Das erste Bewerbungsgespräch

Meine Eltern sind längst wieder zu Hause. Unsere Tage im Sommerhäuschen sind auch vorbei. Ich habe den Basissprachkurs beendet und den Aufbaukurs angefangen. Die alte Routine aus Lernen und Jobbörsen surfen stellt sich wieder ein. Mal sehen, was es so für Stellenangebote gibt: Ich filtere nach Tourismus, Empfang und Sprachen und finde fünfmal die gleiche Anzeige für eine Sekretärin „mit gutem Aussehen“ und Englischkenntnissen. Nun fragt sich, was der Arbeitgeber unter „gutem Aussehen“ versteht. Typisches süditalienisches Aussehen – dunkelhäutig, braunäugig und schwarzhaarig etwa? Da fiele ich von vorn herein durch das Raster. Ist egal, denke ich mir. Die nehmen mich sowieso nicht. Ich signalisiere mein Interesse und wundere mich nicht, dass ich nie etwas von ihnen höre. Bin ja auch in Wahrheit keine Sekretärin.

Luigis Vater betreut mit seinem Lohnbüro ein Hotel. Leider haben sie aktuell keine freien Stellen zu besetzen und noch dazu schütteln Familienstreitigkeiten das Geschäft gerade gewaltig durch. Aber Pasquales Geschäftspartner hat mein Profil im Juli in eine Datenbank für die Suche speziell nach Arbeitskräften im Hotelgewerbe eingetragen.
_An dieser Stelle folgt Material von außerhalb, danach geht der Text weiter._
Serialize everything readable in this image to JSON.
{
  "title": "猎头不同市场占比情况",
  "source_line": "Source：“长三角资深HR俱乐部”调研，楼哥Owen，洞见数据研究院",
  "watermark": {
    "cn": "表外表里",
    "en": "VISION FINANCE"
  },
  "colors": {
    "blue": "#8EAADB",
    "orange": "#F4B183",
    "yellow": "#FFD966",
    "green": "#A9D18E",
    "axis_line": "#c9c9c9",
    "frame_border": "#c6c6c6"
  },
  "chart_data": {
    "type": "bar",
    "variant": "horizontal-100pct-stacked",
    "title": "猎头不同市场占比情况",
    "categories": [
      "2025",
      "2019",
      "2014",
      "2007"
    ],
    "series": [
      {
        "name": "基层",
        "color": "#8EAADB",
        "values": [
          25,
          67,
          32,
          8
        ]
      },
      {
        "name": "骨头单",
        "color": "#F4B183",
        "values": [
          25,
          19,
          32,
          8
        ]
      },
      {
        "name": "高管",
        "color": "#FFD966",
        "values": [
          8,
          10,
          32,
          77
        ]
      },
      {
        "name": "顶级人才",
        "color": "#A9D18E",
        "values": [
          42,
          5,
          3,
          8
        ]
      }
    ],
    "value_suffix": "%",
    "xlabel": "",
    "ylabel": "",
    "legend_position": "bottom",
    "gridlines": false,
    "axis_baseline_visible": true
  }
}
Vielleicht ergibt sich daraus etwas. Ich stelle fest, dass es hier genauso läuft wie in Deutschland: man muss jemanden kennen, der jemanden kennt. So wie den Lebensabschnittsgefährten der Frau, mit denen sich Pasquale ein Büro teilt, der wiederum jemanden kennt, der in einer Sprachschule arbeitet und meine Bewerbung mitnimmt. Anfang September werde ich angerufen und zu einem Gespräch eingeladen.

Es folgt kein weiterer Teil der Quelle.